Bryan Skellon pictured with his book : Inside Crewe Locomotive Works and also an unpublished work which he wrote for his family, Bryan’s Story (Image: Belinda Ryan)
Bryan recalls the man who died of cyanide poisoning.
The plating plant in the brass shop had two vats containing a mixture of cyanide and water. “It was like a bath of cyanide liquid and we used to have our lunch round there,” he said. “We used to put the lunch boxes round the side and we played cards there. There was no protection at all, no notice – and the bloke that ran it, he used to go into the stores, collect these cyanide eggs put them in a scoop, walk through the shop with bits dropping on the floor.
(Image: Crewe Chronicle)
“Anyway, it was a well-known fact that if you’d got cyanide and just put a bit on a piece of paper or rag and put it in front of a wasps nest the cyanide gas would kill the wasps and then you could dig the maggots out for fishing.
“This bloke from the next department, he got an old iodine bottle with a tapered stopper, filled it with this liquid, went fishing in Shrewsbury on the Saturday and they found him dead on the river bank. “The tapered stopper had come adrift and the liquid had got on his sandwiches and he ate the sandwiches and it killed him.” Bryan said shortly after the man died, massive steel surrounds went up round the ‘cyanide bath’ with big notices, warning ‘danger, cyanide’.

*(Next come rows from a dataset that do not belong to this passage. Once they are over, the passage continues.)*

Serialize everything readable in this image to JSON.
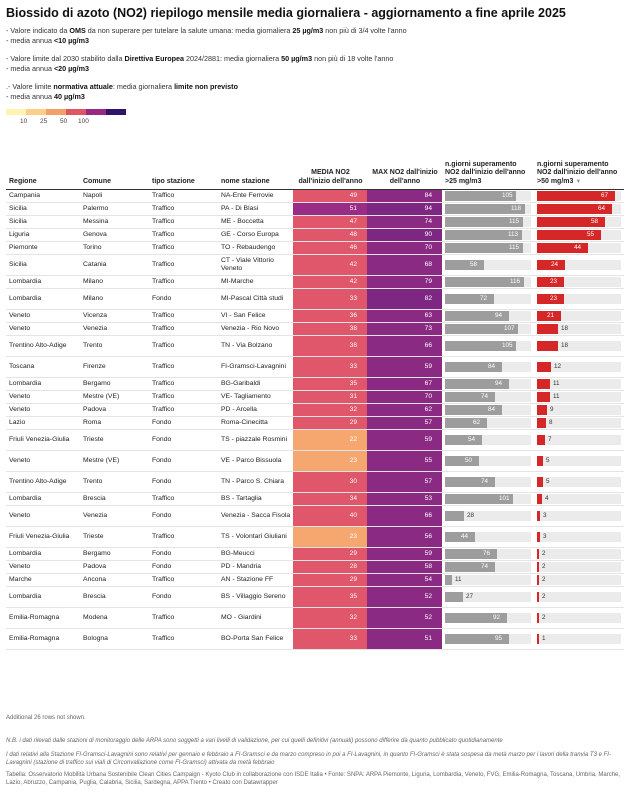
{
  "title": "Biossido di azoto (NO2) riepilogo mensile media giornaliera - aggiornamento a fine aprile 2025",
  "notes": {
    "oms_a": "- Valore indicato da ",
    "oms_b": "OMS",
    "oms_c": " da non superare per tutelare la salute umana: media giornaliera ",
    "oms_d": "25 µg/m3",
    "oms_e": " non più di 3/4 volte l'anno",
    "oms_f": "- media annua ",
    "oms_g": "<10 µg/m3",
    "dir_a": "- Valore limite dal 2030 stabilito dalla ",
    "dir_b": "Direttiva Europea",
    "dir_c": " 2024/2881: media giornaliera ",
    "dir_d": "50 µg/m3",
    "dir_e": " non più di 18 volte l'anno",
    "dir_f": "- media annua ",
    "dir_g": "<20 µg/m3",
    "att_a": ".- Valore limite ",
    "att_b": "normativa attuale",
    "att_c": ": media giornaliera ",
    "att_d": "limite non previsto",
    "att_f": "- media annua ",
    "att_g": "40 µg/m3"
  },
  "legend": {
    "labels": [
      "10",
      "25",
      "50",
      "100"
    ],
    "colors": [
      "#fff3b0",
      "#fbcf8a",
      "#f5a06a",
      "#e05566",
      "#962a82",
      "#2d1469"
    ]
  },
  "headers": {
    "regione": "Regione",
    "comune": "Comune",
    "tipo": "tipo stazione",
    "nome": "nome stazione",
    "media": "MEDIA NO2 dall'inizio dell'anno",
    "max": "MAX NO2 dall'inizio dell'anno",
    "sup25": "n.giorni superamento NO2 dall'inizio dell'anno >25 mg/m3",
    "sup50": "n.giorni superamento NO2 dall'inizio dell'anno >50 mg/m3",
    "sort_icon": "▼"
  },
  "scales": {
    "sup25_max": 118,
    "sup50_max": 67
  },
  "rows": [
    {
      "regione": "Campania",
      "comune": "Napoli",
      "tipo": "Traffico",
      "nome": "NA-Ente Ferrovie",
      "media": 49,
      "max": 84,
      "sup25": 105,
      "sup50": 67,
      "media_color": "#e0566a",
      "max_color": "#8a2a82"
    },
    {
      "regione": "Sicilia",
      "comune": "Palermo",
      "tipo": "Traffico",
      "nome": "PA - Di Blasi",
      "media": 51,
      "max": 94,
      "sup25": 118,
      "sup50": 64,
      "media_color": "#9a2c86",
      "max_color": "#7d2682"
    },
    {
      "regione": "Sicilia",
      "comune": "Messina",
      "tipo": "Traffico",
      "nome": "ME - Boccetta",
      "media": 47,
      "max": 74,
      "sup25": 115,
      "sup50": 58,
      "media_color": "#e0566a",
      "max_color": "#8a2a82"
    },
    {
      "regione": "Liguria",
      "comune": "Genova",
      "tipo": "Traffico",
      "nome": "GE - Corso Europa",
      "media": 48,
      "max": 90,
      "sup25": 113,
      "sup50": 55,
      "media_color": "#e0566a",
      "max_color": "#7d2682"
    },
    {
      "regione": "Piemonte",
      "comune": "Torino",
      "tipo": "Traffico",
      "nome": "TO - Rebaudengo",
      "media": 46,
      "max": 70,
      "sup25": 115,
      "sup50": 44,
      "media_color": "#e0566a",
      "max_color": "#8a2a82"
    },
    {
      "regione": "Sicilia",
      "comune": "Catania",
      "tipo": "Traffico",
      "nome": "CT - Viale Vittorio Veneto",
      "media": 42,
      "max": 68,
      "sup25": 58,
      "sup50": 24,
      "media_color": "#e0566a",
      "max_color": "#8a2a82"
    },
    {
      "regione": "Lombardia",
      "comune": "Milano",
      "tipo": "Traffico",
      "nome": "MI-Marche",
      "media": 42,
      "max": 79,
      "sup25": 116,
      "sup50": 23,
      "media_color": "#e0566a",
      "max_color": "#8a2a82"
    },
    {
      "regione": "Lombardia",
      "comune": "Milano",
      "tipo": "Fondo",
      "nome": "MI-Pascal Città studi",
      "media": 33,
      "max": 82,
      "sup25": 72,
      "sup50": 23,
      "media_color": "#e0566a",
      "max_color": "#7d2682"
    },
    {
      "regione": "Veneto",
      "comune": "Vicenza",
      "tipo": "Traffico",
      "nome": "VI - San Felice",
      "media": 36,
      "max": 63,
      "sup25": 94,
      "sup50": 21,
      "media_color": "#e0566a",
      "max_color": "#8a2a82"
    },
    {
      "regione": "Veneto",
      "comune": "Venezia",
      "tipo": "Traffico",
      "nome": "Venezia - Rio Novo",
      "media": 38,
      "max": 73,
      "sup25": 107,
      "sup50": 18,
      "media_color": "#e0566a",
      "max_color": "#8a2a82"
    },
    {
      "regione": "Trentino Alto-Adige",
      "comune": "Trento",
      "tipo": "Traffico",
      "nome": "TN - Via Bolzano",
      "media": 38,
      "max": 66,
      "sup25": 105,
      "sup50": 18,
      "media_color": "#e0566a",
      "max_color": "#8a2a82"
    },
    {
      "regione": "Toscana",
      "comune": "Firenze",
      "tipo": "Traffico",
      "nome": "FI-Gramsci-Lavagnini",
      "media": 33,
      "max": 59,
      "sup25": 84,
      "sup50": 12,
      "media_color": "#e0566a",
      "max_color": "#8a2a82"
    },
    {
      "regione": "Lombardia",
      "comune": "Bergamo",
      "tipo": "Traffico",
      "nome": "BG-Garibaldi",
      "media": 35,
      "max": 67,
      "sup25": 94,
      "sup50": 11,
      "media_color": "#e0566a",
      "max_color": "#8a2a82"
    },
    {
      "regione": "Veneto",
      "comune": "Mestre (VE)",
      "tipo": "Traffico",
      "nome": "VE- Tagliamento",
      "media": 31,
      "max": 70,
      "sup25": 74,
      "sup50": 11,
      "media_color": "#e0566a",
      "max_color": "#8a2a82"
    },
    {
      "regione": "Veneto",
      "comune": "Padova",
      "tipo": "Traffico",
      "nome": "PD - Arcella",
      "media": 32,
      "max": 62,
      "sup25": 84,
      "sup50": 9,
      "media_color": "#e0566a",
      "max_color": "#8a2a82"
    },
    {
      "regione": "Lazio",
      "comune": "Roma",
      "tipo": "Fondo",
      "nome": "Roma-Cinecitta",
      "media": 29,
      "max": 57,
      "sup25": 62,
      "sup50": 8,
      "media_color": "#e0566a",
      "max_color": "#8a2a82"
    },
    {
      "regione": "Friuli Venezia-Giulia",
      "comune": "Trieste",
      "tipo": "Fondo",
      "nome": "TS - piazzale Rosmini",
      "media": 22,
      "max": 59,
      "sup25": 54,
      "sup50": 7,
      "media_color": "#f6a770",
      "max_color": "#8a2a82"
    },
    {
      "regione": "Veneto",
      "comune": "Mestre (VE)",
      "tipo": "Fondo",
      "nome": "VE - Parco Bissuola",
      "media": 23,
      "max": 55,
      "sup25": 50,
      "sup50": 5,
      "media_color": "#f6a770",
      "max_color": "#8a2a82"
    },
    {
      "regione": "Trentino Alto-Adige",
      "comune": "Trento",
      "tipo": "Fondo",
      "nome": "TN - Parco S. Chiara",
      "media": 30,
      "max": 57,
      "sup25": 74,
      "sup50": 5,
      "media_color": "#e0566a",
      "max_color": "#8a2a82"
    },
    {
      "regione": "Lombardia",
      "comune": "Brescia",
      "tipo": "Traffico",
      "nome": "BS - Tartaglia",
      "media": 34,
      "max": 53,
      "sup25": 101,
      "sup50": 4,
      "media_color": "#e0566a",
      "max_color": "#8a2a82"
    },
    {
      "regione": "Veneto",
      "comune": "Venezia",
      "tipo": "Fondo",
      "nome": "Venezia - Sacca Fisola",
      "media": 40,
      "max": 66,
      "sup25": 28,
      "sup50": 3,
      "media_color": "#e0566a",
      "max_color": "#8a2a82"
    },
    {
      "regione": "Friuli Venezia-Giulia",
      "comune": "Trieste",
      "tipo": "Traffico",
      "nome": "TS - Volontari Giuliani",
      "media": 23,
      "max": 56,
      "sup25": 44,
      "sup50": 3,
      "media_color": "#f6a770",
      "max_color": "#8a2a82"
    },
    {
      "regione": "Lombardia",
      "comune": "Bergamo",
      "tipo": "Fondo",
      "nome": "BG-Meucci",
      "media": 29,
      "max": 59,
      "sup25": 76,
      "sup50": 2,
      "media_color": "#e0566a",
      "max_color": "#8a2a82"
    },
    {
      "regione": "Veneto",
      "comune": "Padova",
      "tipo": "Fondo",
      "nome": "PD - Mandria",
      "media": 28,
      "max": 58,
      "sup25": 74,
      "sup50": 2,
      "media_color": "#e0566a",
      "max_color": "#8a2a82"
    },
    {
      "regione": "Marche",
      "comune": "Ancona",
      "tipo": "Traffico",
      "nome": "AN - Stazione FF",
      "media": 29,
      "max": 54,
      "sup25": 11,
      "sup50": 2,
      "media_color": "#e0566a",
      "max_color": "#8a2a82"
    },
    {
      "regione": "Lombardia",
      "comune": "Brescia",
      "tipo": "Fondo",
      "nome": "BS - Villaggio Sereno",
      "media": 35,
      "max": 52,
      "sup25": 27,
      "sup50": 2,
      "media_color": "#e0566a",
      "max_color": "#8a2a82"
    },
    {
      "regione": "Emilia-Romagna",
      "comune": "Modena",
      "tipo": "Traffico",
      "nome": "MO - Giardini",
      "media": 32,
      "max": 52,
      "sup25": 92,
      "sup50": 2,
      "media_color": "#e0566a",
      "max_color": "#8a2a82"
    },
    {
      "regione": "Emilia-Romagna",
      "comune": "Bologna",
      "tipo": "Traffico",
      "nome": "BO-Porta San Felice",
      "media": 33,
      "max": 51,
      "sup25": 95,
      "sup50": 1,
      "media_color": "#e0566a",
      "max_color": "#8a2a82"
    }
  ],
  "footer": {
    "more": "Additional 26 rows not shown.",
    "nb": "N.B. i dati rilevati dalle stazioni di monitoraggio delle ARPA sono soggetti a vari livelli di validazione, per cui quelli definitivi (annuali) possono differire da quanto pubblicato quotidianamente",
    "firenze": "I dati relativi alla Stazione FI-Gramsci-Lavagnini sono relativi per gennaio e febbraio a FI-Gramsci e da marzo compreso in poi a FI-Lavagnini, in quanto FI-Gramsci è stata sospesa da metà marzo per i lavori della tranvia T3 e FI-Lavagnini (stazione di traffico sui viali di Circonvallazione come FI-Gramsci) attivata da metà febbraio",
    "source": "Tabella: Osservatorio Mobilità Urbana Sostenibile Clean Cities Campaign - Kyoto Club in collaborazione con ISDE Italia • Fonte: SNPA: ARPA Piemonte, Liguria, Lombardia, Veneto, FVG, Emilia-Romagna, Toscana, Umbria, Marche, Lazio, Abruzzo, Campania, Puglia, Calabria, Sicilia, Sardegna, APPA Trento • Creato con Datawrapper"
  }
}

He also recalls how workers on the night shift would hide away for an hour’s sleep during their lunch break in the blue asbestos lagging store – totally unaware of the danger. “Men would virtually wrap themselves in this material and sleep,” he said.
Bryan Skellon as works inspector testing an electric pantograph in Crewe Works
Bryan witnessed many changes during his time at Crewe Works where at one time, everything – nuts, bolts, rails – was all manufactured in Crewe. When Bryan joined Crewe Works, it was a job for life.
Those days have long gone. When Bryan started there were 20,000 people employed at the Works – now there’s about 350. And during Bryan’s time, the Works stretched for about a mile and a half from the station to the West End near Merrills Bridge – now most of it has been flattened and houses are being built there.
Inside Crewe Locomotive Works: My 50 Years in the workshops, by Bryan Skellon and Neil Smith, is a fantastic read – and most of the proceeds go to St Luke’s Hospice. Already the hospice has received GBP3,500 from the book sales.
Proceeds from the book Inside Crewe Locomotive Works go to St Luke’s Hospice (Image: Crewe Chronicle)
A final reprint, which has just arrived, costs GBP9.99 and is available from the new St Luke’s store in Market Street, Crewe or by post – send a cheque (payable to N. Smith) for GBP12.50 to 22 Sundale Drive, Crewe, CW2 8UB.
The book is also available on Amazon.